About the Australian Basketball Hall of Fame
The Australian Basketball Hall of Fame recognises those people who have made an outstanding contribution to the sport of basketball in Australia at the international or national levels, NBL/WNBL, State/Association, local level, or to basketball generally. These Awards reflect and acknowledge the growth of basketball in Australia and the wonderful tradition that has been developed and is continuing to establish basketball as one of the premier sports in Australian sporting history. The ABHF is open to able-bodied athletes as well as athletes with a disability. Inductees to the ABHF can be in four divisions – Player, Coach, Technical Official or Contributor. The awards reflect an outstanding contribution to Australian basketball in one of these four divisions.
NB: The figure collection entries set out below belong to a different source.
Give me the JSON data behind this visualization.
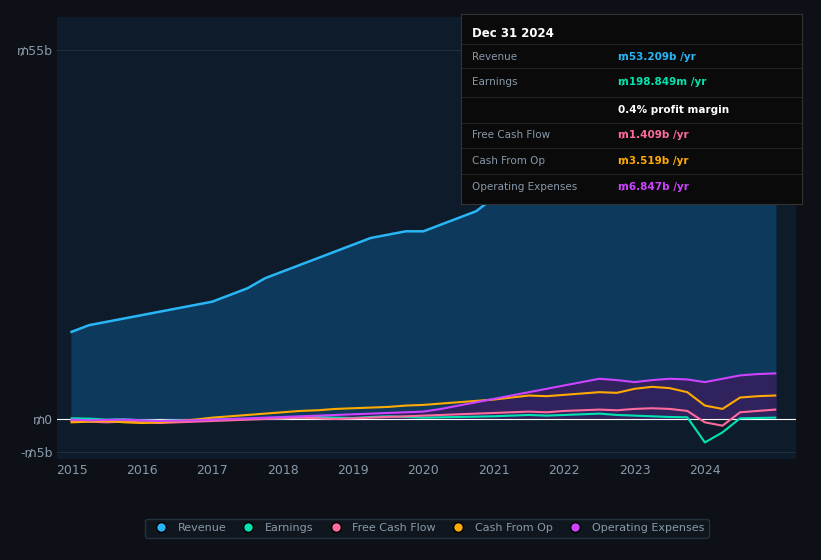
{
  "bg_color": "#0d1117",
  "plot_bg_color": "#0d1b2a",
  "grid_color": "#1e3040",
  "text_color": "#8899aa",
  "years": [
    2015.0,
    2015.25,
    2015.5,
    2015.75,
    2016.0,
    2016.25,
    2016.5,
    2016.75,
    2017.0,
    2017.25,
    2017.5,
    2017.75,
    2018.0,
    2018.25,
    2018.5,
    2018.75,
    2019.0,
    2019.25,
    2019.5,
    2019.75,
    2020.0,
    2020.25,
    2020.5,
    2020.75,
    2021.0,
    2021.25,
    2021.5,
    2021.75,
    2022.0,
    2022.25,
    2022.5,
    2022.75,
    2023.0,
    2023.25,
    2023.5,
    2023.75,
    2024.0,
    2024.25,
    2024.5,
    2024.75,
    2025.0
  ],
  "revenue": [
    13,
    14,
    14.5,
    15,
    15.5,
    16,
    16.5,
    17,
    17.5,
    18.5,
    19.5,
    21,
    22,
    23,
    24,
    25,
    26,
    27,
    27.5,
    28,
    28,
    29,
    30,
    31,
    33,
    34,
    36,
    37,
    39,
    40,
    41,
    42,
    47,
    49,
    51,
    52,
    53,
    53.5,
    53,
    52.5,
    53.2
  ],
  "earnings": [
    0.1,
    0.05,
    -0.1,
    -0.05,
    -0.2,
    -0.3,
    -0.2,
    -0.15,
    -0.1,
    -0.05,
    0.0,
    0.05,
    0.1,
    0.2,
    0.3,
    0.2,
    0.15,
    0.3,
    0.4,
    0.3,
    0.2,
    0.25,
    0.3,
    0.35,
    0.4,
    0.5,
    0.6,
    0.5,
    0.6,
    0.7,
    0.8,
    0.6,
    0.5,
    0.4,
    0.3,
    0.25,
    -3.5,
    -2.0,
    0.1,
    0.15,
    0.2
  ],
  "free_cash_flow": [
    -0.3,
    -0.4,
    -0.5,
    -0.4,
    -0.5,
    -0.6,
    -0.5,
    -0.4,
    -0.3,
    -0.2,
    -0.1,
    0.0,
    0.1,
    0.2,
    0.1,
    0.0,
    0.1,
    0.2,
    0.3,
    0.4,
    0.5,
    0.6,
    0.7,
    0.8,
    0.9,
    1.0,
    1.1,
    1.0,
    1.2,
    1.3,
    1.4,
    1.3,
    1.5,
    1.6,
    1.5,
    1.2,
    -0.5,
    -1.0,
    1.0,
    1.2,
    1.4
  ],
  "cash_from_op": [
    -0.5,
    -0.4,
    -0.3,
    -0.5,
    -0.6,
    -0.5,
    -0.3,
    -0.1,
    0.2,
    0.4,
    0.6,
    0.8,
    1.0,
    1.2,
    1.3,
    1.5,
    1.6,
    1.7,
    1.8,
    2.0,
    2.1,
    2.3,
    2.5,
    2.7,
    2.9,
    3.2,
    3.5,
    3.4,
    3.6,
    3.8,
    4.0,
    3.9,
    4.5,
    4.8,
    4.6,
    4.0,
    2.0,
    1.5,
    3.2,
    3.4,
    3.5
  ],
  "operating_expenses": [
    -0.1,
    -0.2,
    -0.15,
    -0.1,
    -0.2,
    -0.3,
    -0.25,
    -0.2,
    -0.1,
    0.0,
    0.1,
    0.2,
    0.3,
    0.4,
    0.5,
    0.6,
    0.7,
    0.8,
    0.9,
    1.0,
    1.1,
    1.5,
    2.0,
    2.5,
    3.0,
    3.5,
    4.0,
    4.5,
    5.0,
    5.5,
    6.0,
    5.8,
    5.5,
    5.8,
    6.0,
    5.9,
    5.5,
    6.0,
    6.5,
    6.7,
    6.8
  ],
  "revenue_color": "#29b6f6",
  "revenue_fill": "#0d3a5c",
  "earnings_color": "#00e5b0",
  "free_cash_flow_color": "#ff6b9d",
  "cash_from_op_color": "#ffaa00",
  "operating_expenses_color": "#cc44ff",
  "operating_expenses_fill": "#3d1a5c",
  "ylim_min": -6,
  "ylim_max": 60,
  "xlabel_ticks": [
    2015,
    2016,
    2017,
    2018,
    2019,
    2020,
    2021,
    2022,
    2023,
    2024
  ],
  "tooltip": {
    "date": "Dec 31 2024",
    "revenue_val": "₥53.209b",
    "earnings_val": "₥198.849m",
    "profit_margin": "0.4%",
    "fcf_val": "₥1.409b",
    "cash_op_val": "₥3.519b",
    "op_exp_val": "₥6.847b"
  },
  "legend_items": [
    "Revenue",
    "Earnings",
    "Free Cash Flow",
    "Cash From Op",
    "Operating Expenses"
  ],
  "legend_colors": [
    "#29b6f6",
    "#00e5b0",
    "#ff6b9d",
    "#ffaa00",
    "#cc44ff"
  ]
}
Prior to 2010, there were two separate Halls of Fame for basketball, the NBL Hall of Fame and the Basketball Australia Hall of Fame. These have now been amalgamated into the Australian Basketball Hall of Fame with all previous inductees automatically granted entry into the combined body.
About the Legend Award
The Legend Award is the ultimate award in the Hall of Fame. An ABHF Legend nomination is restricted to those whose association with Australian basketball has reached “legend” status, who have previously been inducted into the Hall of Fame, and whose service to basketball and Basketball Australia is worthy of the highest honour in Australia in the sport of basketball. Only one ‘legend’ across all ABHF divisions may be inducted in each award period.